Egypt's New Ambassador has a bold continental vision to bolster ties between the two countries
19 November 2020
Ambassador Ahmed El Fadly, Egypt's new Ambassador to the Republic of South Africa, presented his Letter of Credence to President Cyril Ramaphosa, along with sixteen Ambassadors and High Commissioners at a ceremony organized on November 19th, at the Union Building.
A seasoned career diplomat, and an avid learner, with over two decades of professional experience under his belt, primarily in the field of regional and international security, El Fadly served in the Embassies of Egypt in Washington D.C. and Vienna, and was most recently, the Director of Disarmament Affairs and Peaceful Uses of Nuclear Energy. El Fadly also served as the Deputy Chief of Egypt’s Mission in Addis Ababa, Ethiopia, where he prides himself on his extensive experience in dealing with African affairs, having headed the delegation of Egypt partaking in the AU Peace and Security Mission to Darfur in 2017, and his membership of Egyptian delegations to several AU Summits, Ministerial Meetings and Peace and Security Council Meetings.
“The history of the longstanding bilateral relationship between Egypt and South Africa dates back to the 1940s. After it had fully gained its own independence through its Revolution of 1952, Egypt became a staunch supporter of the freedom and independence of its African brothers and sisters. Accordingly, to support this end and in protest of the discriminatory policies of the apartheid regime, Egypt broke diplomatic ties with the government of South Africa and hosted an office of the African National Congress (ANC), providing all the necessary means of support for its success in liberating South Africa. In fact, the late Alfred Nzo, the first Foreign Minister of post-apartheid South Africa, previously headed that office in Cairo in the 1960s”, explained El Fadly. “It is no secret that the late President Gamal Abdel-Nasser played a pivotal role in securing all kinds of support for South Africa’s march towards freedom, along with its icons and leaders, especially to Madiba; the legendary late President Nelson Mandela, who is also a popular and highly respected figure in Egypt to this day”, El Fadly added.

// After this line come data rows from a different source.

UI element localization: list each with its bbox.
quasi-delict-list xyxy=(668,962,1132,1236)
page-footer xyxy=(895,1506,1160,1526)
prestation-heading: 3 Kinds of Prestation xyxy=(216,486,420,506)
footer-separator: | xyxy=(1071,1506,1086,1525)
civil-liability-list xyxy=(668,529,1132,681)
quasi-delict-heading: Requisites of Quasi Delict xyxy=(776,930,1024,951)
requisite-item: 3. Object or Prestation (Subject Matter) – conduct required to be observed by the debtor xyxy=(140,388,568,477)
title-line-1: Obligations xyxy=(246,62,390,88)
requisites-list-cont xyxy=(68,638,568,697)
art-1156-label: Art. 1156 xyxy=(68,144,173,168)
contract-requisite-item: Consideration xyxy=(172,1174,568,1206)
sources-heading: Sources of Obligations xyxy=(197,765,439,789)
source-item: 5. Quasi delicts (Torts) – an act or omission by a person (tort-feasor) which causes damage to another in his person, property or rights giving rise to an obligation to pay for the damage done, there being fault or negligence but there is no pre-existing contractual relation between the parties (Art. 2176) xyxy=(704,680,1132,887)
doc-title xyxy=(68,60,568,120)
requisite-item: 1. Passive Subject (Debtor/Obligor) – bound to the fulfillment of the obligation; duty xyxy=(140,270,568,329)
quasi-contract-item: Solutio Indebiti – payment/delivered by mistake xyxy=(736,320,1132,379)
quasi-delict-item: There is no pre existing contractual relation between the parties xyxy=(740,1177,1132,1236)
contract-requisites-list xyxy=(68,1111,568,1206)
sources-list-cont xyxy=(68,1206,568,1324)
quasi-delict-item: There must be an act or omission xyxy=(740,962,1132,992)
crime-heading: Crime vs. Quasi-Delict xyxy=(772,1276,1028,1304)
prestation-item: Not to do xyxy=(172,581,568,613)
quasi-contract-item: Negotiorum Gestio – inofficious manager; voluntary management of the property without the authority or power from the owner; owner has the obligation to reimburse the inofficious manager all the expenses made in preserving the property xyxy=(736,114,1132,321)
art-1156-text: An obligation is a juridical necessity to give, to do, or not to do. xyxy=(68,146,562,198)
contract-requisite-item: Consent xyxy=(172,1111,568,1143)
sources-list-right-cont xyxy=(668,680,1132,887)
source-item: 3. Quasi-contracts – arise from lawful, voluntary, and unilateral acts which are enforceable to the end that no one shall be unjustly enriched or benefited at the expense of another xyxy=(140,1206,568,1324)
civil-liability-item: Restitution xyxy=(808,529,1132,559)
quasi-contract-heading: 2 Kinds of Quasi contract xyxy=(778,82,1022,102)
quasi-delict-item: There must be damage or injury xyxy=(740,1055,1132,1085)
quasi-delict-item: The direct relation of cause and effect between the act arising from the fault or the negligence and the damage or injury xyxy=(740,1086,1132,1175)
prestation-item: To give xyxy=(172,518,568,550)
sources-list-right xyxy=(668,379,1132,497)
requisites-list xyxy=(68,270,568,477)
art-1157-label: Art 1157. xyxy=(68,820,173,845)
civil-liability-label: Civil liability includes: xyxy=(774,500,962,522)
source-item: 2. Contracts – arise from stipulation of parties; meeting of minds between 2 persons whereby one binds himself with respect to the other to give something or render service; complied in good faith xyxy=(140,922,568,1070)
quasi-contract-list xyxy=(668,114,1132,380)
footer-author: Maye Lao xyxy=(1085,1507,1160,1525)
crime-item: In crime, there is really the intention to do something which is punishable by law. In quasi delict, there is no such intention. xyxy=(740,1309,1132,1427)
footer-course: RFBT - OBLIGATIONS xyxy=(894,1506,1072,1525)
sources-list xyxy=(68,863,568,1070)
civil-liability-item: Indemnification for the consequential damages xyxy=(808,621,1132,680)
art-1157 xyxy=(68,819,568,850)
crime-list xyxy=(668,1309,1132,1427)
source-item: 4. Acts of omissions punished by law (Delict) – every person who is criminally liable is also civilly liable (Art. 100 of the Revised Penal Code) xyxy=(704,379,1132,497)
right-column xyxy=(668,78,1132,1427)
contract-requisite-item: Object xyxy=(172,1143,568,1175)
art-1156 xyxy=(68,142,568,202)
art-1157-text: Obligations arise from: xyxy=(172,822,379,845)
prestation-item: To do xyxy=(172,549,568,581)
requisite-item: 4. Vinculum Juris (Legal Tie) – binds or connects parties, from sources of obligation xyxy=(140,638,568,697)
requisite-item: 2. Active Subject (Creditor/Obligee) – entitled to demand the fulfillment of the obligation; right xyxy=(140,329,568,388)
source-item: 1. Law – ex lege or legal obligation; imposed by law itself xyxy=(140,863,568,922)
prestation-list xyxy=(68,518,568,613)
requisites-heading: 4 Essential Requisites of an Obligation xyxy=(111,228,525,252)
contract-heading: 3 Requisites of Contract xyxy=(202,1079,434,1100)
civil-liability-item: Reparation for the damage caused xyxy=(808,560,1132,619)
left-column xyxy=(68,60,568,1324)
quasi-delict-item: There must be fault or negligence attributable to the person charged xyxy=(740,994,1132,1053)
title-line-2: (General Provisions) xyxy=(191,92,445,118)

For his tenure as Ambassador, El Fadly hopes to expand and deepen the scope of cooperation between Egypt and South Africa, beyond the current levels which already permeate both societies, reaching up to the presidential level. A firm believer in the notion that “African problems require African solutions, whereby Africa remains for Africans”, El Fadly elaborated that he “envisions an inclusive economic development and growth in Africa, led by both Egypt and South Africa, which can best be achieved by furthering their strategic relationship”. El Fadly asserts that the Cairo-Cape Road is a case in point; a project that has the potential of transforming what was once a colonial endeavor into a bridge, bonding both ends of the African continent, thereby bringing about a continental Renaissance by promoting trade, investment and tourism, as well as bringing Africans closer together. “It is true that there is much to be done and much that can be done, but in the words of Madiba himself ‘it always seems impossible until it it’s done’. In this case, I am quite confident that fruitful cooperation between Egypt and South Africa can truly launch the entire continent forward” added El Fadly.
El Fadly also intends to further promote relations between the two countries beyond the political and economic spheres. “In addition to the importance of our common African cultural heritage, Egyptian and South African peoples love football”, explained El Fadly. In this respect, El Fadly asserts that the most recent assumption of Pitso Mosimane’s duties as coach of the iconic Al-Ahly Club in Cairo means that he is reassured of the support of 60 million Egyptians who root for the club, especially in light of his successes there thus far. “Likewise, I hope that through my work serving both of our beloved countries, I will earn the trust and support of 60 million South Africans” added El Fadly.